Conservative committee members — among them that unlikely future Harper government star, Pierre Poilievre — treated Chow with a somewhat greater measure of respect than they do most opposition members. However, they made it clear that they consider urban transit to be a provincial responsibility, full stop.
Chow was not, in fact, suggesting the federal government should interfere in the affairs of the provinces, or those of the provinces’ constitutional “creatures,” the cities. She was merely insisting that the federal government is in a unique position to forge a vision of public transit for all of Canada. Any action Ottawa took, she tried to explain, would be in full collaboration with the provinces and cities.
In any case, raising the jurisdictional argument was something of a red herring on the part of the Conservatives.
When it suits their purposes, the Harper Conservatives are only too happy to stomp all over the prerogatives of the federal government’s notional partners in the Canadian federation. What more likely turned Conservative MPs off Chow’s idea was a near-intuitive aversion to public services, especially transit services.

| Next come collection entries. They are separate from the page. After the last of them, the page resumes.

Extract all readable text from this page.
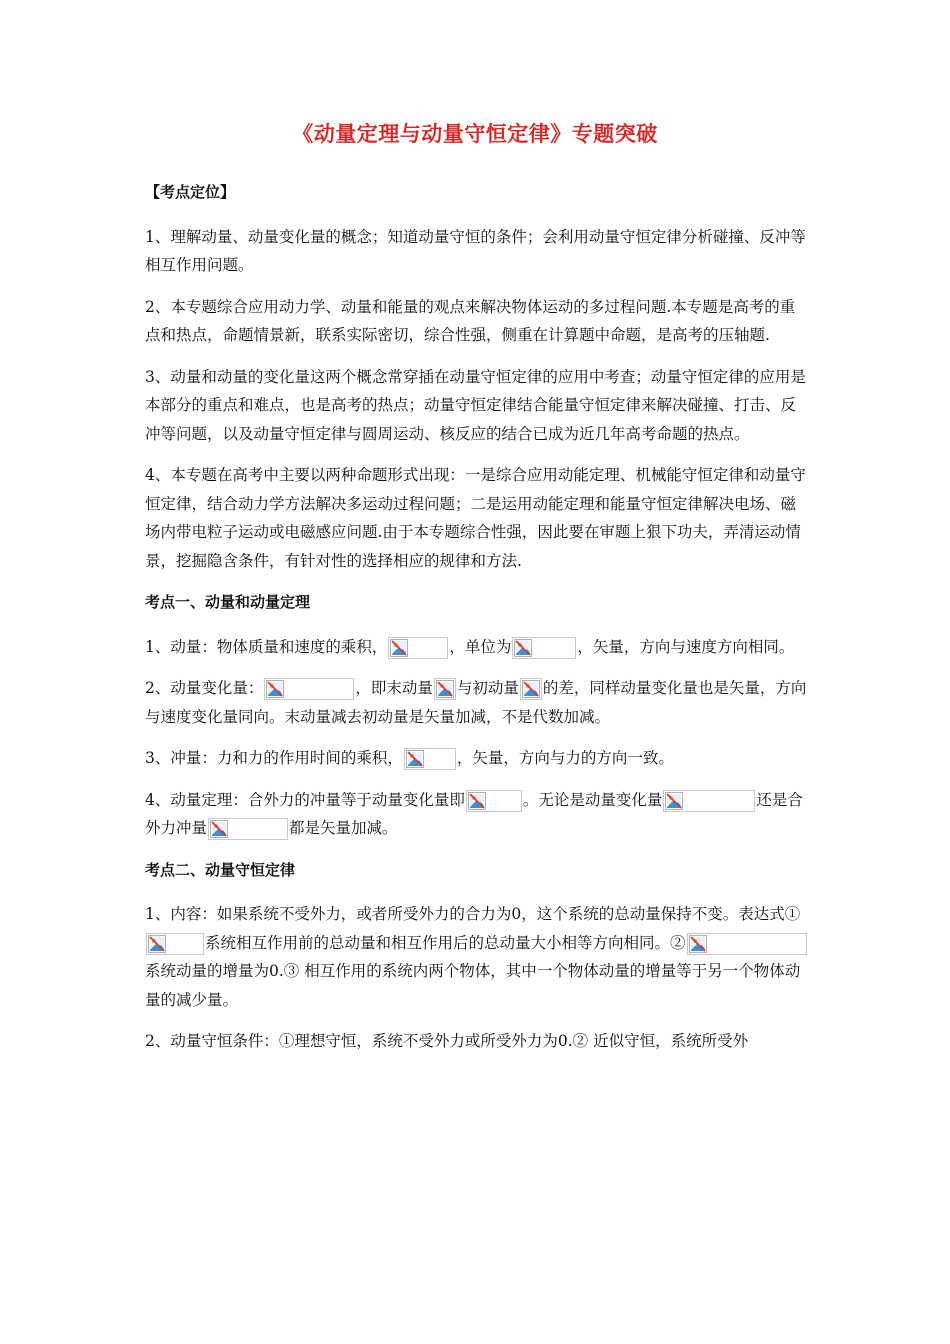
《动量定理与动量守恒定律》专题突破

【考点定位】

1、理解动量、动量变化量的概念；知道动量守恒的条件；会利用动量守恒定律分析碰撞、反冲等相互作用问题。

2、本专题综合应用动力学、动量和能量的观点来解决物体运动的多过程问题.本专题是高考的重点和热点，命题情景新，联系实际密切，综合性强，侧重在计算题中命题，是高考的压轴题.

3、动量和动量的变化量这两个概念常穿插在动量守恒定律的应用中考查；动量守恒定律的应用是本部分的重点和难点，也是高考的热点；动量守恒定律结合能量守恒定律来解决碰撞、打击、反冲等问题，以及动量守恒定律与圆周运动、核反应的结合已成为近几年高考命题的热点。

4、本专题在高考中主要以两种命题形式出现：一是综合应用动能定理、机械能守恒定律和动量守恒定律，结合动力学方法解决多运动过程问题；二是运用动能定理和能量守恒定律解决电场、磁场内带电粒子运动或电磁感应问题.由于本专题综合性强，因此要在审题上狠下功夫，弄清运动情景，挖掘隐含条件，有针对性的选择相应的规律和方法.

考点一、动量和动量定理

1、动量：物体质量和速度的乘积，	，单位为	，矢量，方向与速度方向相同。

2、动量变化量：	，即末动量 与初动量 的差，同样动量变化量也是矢量，方向与速度变化量同向。末动量减去初动量是矢量加减，不是代数加减。

3、冲量：力和力的作用时间的乘积，	，矢量，方向与力的方向一致。

4、动量定理：合外力的冲量等于动量变化量即	。无论是动量变化量	还是合外力冲量	都是矢量加减。

考点二、动量守恒定律

1、内容：如果系统不受外力，或者所受外力的合力为0，这个系统的总动量保持不变。表达式①
系统相互作用前的总动量和相互作用后的总动量大小相等方向相同。②
系统动量的增量为0.③ 相互作用的系统内两个物体，其中一个物体动量的增量等于另一个物体动量的减少量。

2、动量守恒条件：①理想守恒，系统不受外力或所受外力为0.② 近似守恒，系统所受外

Most Conservative MPs, it appears, are big fans of the private automobile. They tend to view public transit as not much more than an expensive sop to the kind of folks who are not likely to vote for them.
Getting the federal government involved in a national effort to improve urban transit will have to be a job for a future, more environmentally and socially aware Canadian government.
Toward the end of her tenure as an MP, Chow had turned her attention to Canada’s much-neglected passenger rail company, Via Rail, by means of another private member’s bill.
Anyone who has experienced the excellent passenger rail services of Europe and then tried Canada’s own creaky, archaic system knows that such an initiative is long past due.
Now, Chow is seeking to return to Parliament, and there has been a good deal of chatter on the politics, tactics and strategy of her return.
Whatever else one might say about the former front bench NDP MP and her current chances, however, nobody could argue that she was not an effective and hardworking member of the House of Commons.